La cour administrative d’appel de Lyon a rendu un arrêt le 27 février 2025 concernant la régularité d’une notification postale et la légalité d’une mesure d’éloignement.
Un ressortissant étranger s’est vu opposer une obligation de quitter le territoire français après le rejet définitif de sa demande de protection internationale par la juridiction compétente.

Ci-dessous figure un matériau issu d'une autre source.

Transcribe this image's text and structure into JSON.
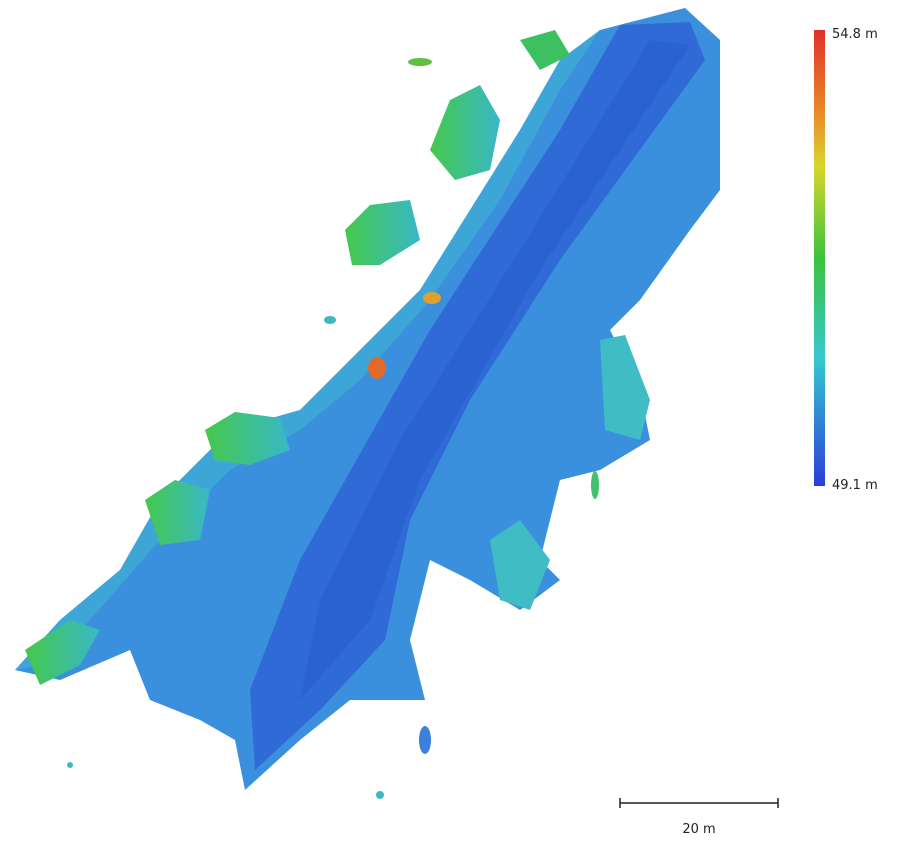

Le tribunal administratif de Grenoble a rejeté sa requête initiale comme tardive, estimant que le délai de recours avait couru dès la première présentation du pli recommandé.
Le requérant soutient en appel que la notification effective n’est intervenue que lors de la remise matérielle de l’acte contre signature à son domicile habituel.
La question posée porte sur la détermination de la date de notification déclenchant le délai de recours et sur le respect du droit d’être entendu.
Le juge d’appel annule l’ordonnance de première instance avant de rejeter au fond la demande d’annulation de l’arrêté préfectoral après avoir évoqué l’ensemble de l’affaire.
Il convient d’analyser la clarification apportée au régime de la notification postale (I) puis l’appréciation portée sur la légalité interne de la décision administrative contestée (II).
I. La clarification nécessaire du régime de notification de l’acte administratif
A. La primauté de la distribution effective sur la simple présentation postale
La juridiction rappelle que le délai de recours contre une obligation de quitter le territoire français avec délai de départ volontaire est fixé à quinze jours calendaires.
Le magistrat de première instance avait retenu la date de présentation infructueuse du courrier recommandé par les services postaux pour fixer le point de départ du délai.
L’appelant produit toutefois un document de suivi indiquant que le pli a été « effectivement distribué contre signature » après une période de mise en instance au bureau postal.
Cette preuve contredit l’avis de réception initial et démontre que l’administré n’a pu prendre connaissance du contenu de la décision administrative que lors de cette remise.
B. L’annulation de l’ordonnance pour une erreur dans le décompte des délais
Les juges considèrent que le délai de recours « n’a commencé à courir qu’à compter de la date de distribution du pli » au destinataire de la mesure d’éloignement.
Cette solution garantit le droit au recours effectif en s’assurant que l’usager dispose de l’intégralité du temps légal pour préparer sa défense devant le tribunal administratif compétent.
Le recours enregistré n’était donc pas tardif, ce qui oblige la cour à annuler l’ordonnance d’irrecevabilité avant de statuer immédiatement sur les moyens de légalité soulevés.
II. L’examen rigoureux de la légalité de l’obligation de quitter le territoire
A. La portée limitée de l’irrégularité tenant au droit d’être entendu
La cour examine le moyen tiré de la méconnaissance du droit d’être entendu, principe du droit de l’Union européenne mentionné par la Charte des droits fondamentaux.
Elle relève une irrégularité puisque l’intéressé n’a pas été « mis à même de présenter des observations » avant l’adoption de la décision portant obligation de quitter le territoire.
Cependant, cette violation n’entraîne l’annulation que si la procédure « pouvait aboutir à un résultat différent » en l’absence de ce manquement procédural constaté par la juridiction lyonnaise.
Le requérant n’apporte aucun élément concret relatif à sa situation qui aurait pu infléchir le sens de la décision administrative prise par l’autorité compétente en l’espèce.
B. Le rejet du recours fondé sur l’absence d’atteinte disproportionnée à la vie privée
L’administration n’a pas commis d’erreur manifeste d’appréciation car le requérant ne justifie d’aucune attache personnelle ou familiale particulière sur le sol français depuis son arrivée récente.
L’arrêt souligne que l’intéressé est célibataire et qu’il conserve des liens dans son pays d’origine où réside sa concubine selon les pièces produites au cours de l’instance.
Le représentant de l’Etat n’a donc pas porté une « atteinte disproportionnée » au respect de la vie privée et familiale tel que protégé par les stipulations de la convention européenne.
Par ces motifs, la cour administrative d’appel rejette la demande d’annulation ainsi que les conclusions accessoires présentées par le conseil du ressortissant étranger dans sa requête.